There’s been a odd genesis to the most recent scents. Oud Luban (divine) was based on the Clarimonde project, inspired/instigated by the Indieperfumes blog. Then there’s one I made with Liza called Shiso. She brought me this powder perfume that geishas wore in their kimonos. It was based on her knowledge of the great essences that they used in geisha perfume. She picked the essences, then I added a more modern sensibility to it, and thus Shiso was born.
This is so unfair, but do you have a favorite? Always the last one. I tend to work in an intense fashion trying to make something that’s beautiful. I’m in it. Then it passes.
One of the ways your sensualist nature comes out is in the packaging. You obviously spend a great deal of time in choosing it. It’s a piece of the experience, and its in the card, tissue paper, the things I send out…I feel that all of it should come together and bring someone pleasure. I have a commitment to great materials, the work of the hand, the packaging.

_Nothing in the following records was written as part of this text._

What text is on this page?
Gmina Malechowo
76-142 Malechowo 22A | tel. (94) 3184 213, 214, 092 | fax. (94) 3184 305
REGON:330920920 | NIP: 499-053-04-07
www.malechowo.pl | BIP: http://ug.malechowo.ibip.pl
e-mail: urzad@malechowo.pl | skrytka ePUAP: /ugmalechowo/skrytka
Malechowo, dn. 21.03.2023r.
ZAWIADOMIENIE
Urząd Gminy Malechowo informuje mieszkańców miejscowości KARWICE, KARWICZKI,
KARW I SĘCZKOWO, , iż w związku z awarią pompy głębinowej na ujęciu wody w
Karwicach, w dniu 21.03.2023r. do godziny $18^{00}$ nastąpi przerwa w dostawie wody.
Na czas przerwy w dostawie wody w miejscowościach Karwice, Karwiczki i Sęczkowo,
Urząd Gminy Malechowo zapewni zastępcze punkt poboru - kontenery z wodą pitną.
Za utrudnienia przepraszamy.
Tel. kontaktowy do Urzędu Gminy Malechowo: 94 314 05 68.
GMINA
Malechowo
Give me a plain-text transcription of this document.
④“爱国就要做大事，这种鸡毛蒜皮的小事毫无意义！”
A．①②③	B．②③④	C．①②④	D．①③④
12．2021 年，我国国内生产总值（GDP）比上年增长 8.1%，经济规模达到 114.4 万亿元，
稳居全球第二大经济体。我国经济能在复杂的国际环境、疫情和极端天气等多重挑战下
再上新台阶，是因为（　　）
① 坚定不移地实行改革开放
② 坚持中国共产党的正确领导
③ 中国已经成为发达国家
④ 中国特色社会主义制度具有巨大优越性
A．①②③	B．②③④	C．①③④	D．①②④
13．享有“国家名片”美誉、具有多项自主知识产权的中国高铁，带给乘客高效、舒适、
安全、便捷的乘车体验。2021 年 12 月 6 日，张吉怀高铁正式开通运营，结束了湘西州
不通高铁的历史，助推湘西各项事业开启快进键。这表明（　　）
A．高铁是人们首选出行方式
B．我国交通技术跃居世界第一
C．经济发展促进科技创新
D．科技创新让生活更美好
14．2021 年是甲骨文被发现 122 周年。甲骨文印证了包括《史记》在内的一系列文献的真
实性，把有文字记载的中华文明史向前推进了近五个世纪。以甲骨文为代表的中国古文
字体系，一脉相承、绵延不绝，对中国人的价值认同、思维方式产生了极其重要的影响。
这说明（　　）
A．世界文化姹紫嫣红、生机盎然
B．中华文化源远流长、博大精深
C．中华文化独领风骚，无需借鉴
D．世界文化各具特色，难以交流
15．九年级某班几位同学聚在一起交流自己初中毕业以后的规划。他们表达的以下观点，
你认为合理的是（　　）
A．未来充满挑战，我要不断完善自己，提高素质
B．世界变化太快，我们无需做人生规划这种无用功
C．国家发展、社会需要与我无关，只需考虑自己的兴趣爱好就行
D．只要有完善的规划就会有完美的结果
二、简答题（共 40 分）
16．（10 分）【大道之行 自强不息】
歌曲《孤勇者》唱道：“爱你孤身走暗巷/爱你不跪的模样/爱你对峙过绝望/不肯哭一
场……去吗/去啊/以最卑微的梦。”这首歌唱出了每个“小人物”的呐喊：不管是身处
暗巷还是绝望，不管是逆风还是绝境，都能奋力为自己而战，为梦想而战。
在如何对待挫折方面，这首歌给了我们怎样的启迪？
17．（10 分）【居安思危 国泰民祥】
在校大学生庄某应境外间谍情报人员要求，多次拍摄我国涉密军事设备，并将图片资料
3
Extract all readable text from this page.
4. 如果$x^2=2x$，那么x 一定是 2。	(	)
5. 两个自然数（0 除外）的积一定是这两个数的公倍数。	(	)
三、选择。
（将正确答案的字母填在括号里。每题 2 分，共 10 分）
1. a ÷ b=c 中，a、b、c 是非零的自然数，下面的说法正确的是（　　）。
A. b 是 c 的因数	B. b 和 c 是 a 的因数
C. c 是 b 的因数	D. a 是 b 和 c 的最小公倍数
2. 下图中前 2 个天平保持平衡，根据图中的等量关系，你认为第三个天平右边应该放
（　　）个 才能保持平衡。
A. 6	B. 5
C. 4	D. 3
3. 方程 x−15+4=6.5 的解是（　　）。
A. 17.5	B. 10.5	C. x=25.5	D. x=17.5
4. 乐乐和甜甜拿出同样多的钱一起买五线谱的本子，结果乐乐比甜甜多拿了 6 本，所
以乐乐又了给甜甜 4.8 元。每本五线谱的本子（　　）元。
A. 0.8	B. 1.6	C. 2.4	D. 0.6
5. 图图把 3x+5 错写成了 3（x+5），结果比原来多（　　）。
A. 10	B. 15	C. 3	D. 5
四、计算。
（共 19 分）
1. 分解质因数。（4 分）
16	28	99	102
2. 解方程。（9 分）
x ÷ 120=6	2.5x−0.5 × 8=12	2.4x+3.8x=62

Do you think that perfume is a luxury? I love luxury and I love beauty but I think they’re tired words. When I talk about luxury and beauty, I mean it in a personal way. There’s a great deal of what is considered luxury that really isn’t, not any more.
What’s the future of perfume? Is it more and more mass, or is there a shift taking place? Oh I think there’s increasingly an artistic sensibility that’s coming to the fore. I think there are people interested in the artisanal aspects, and not sending it off to a lab to be made.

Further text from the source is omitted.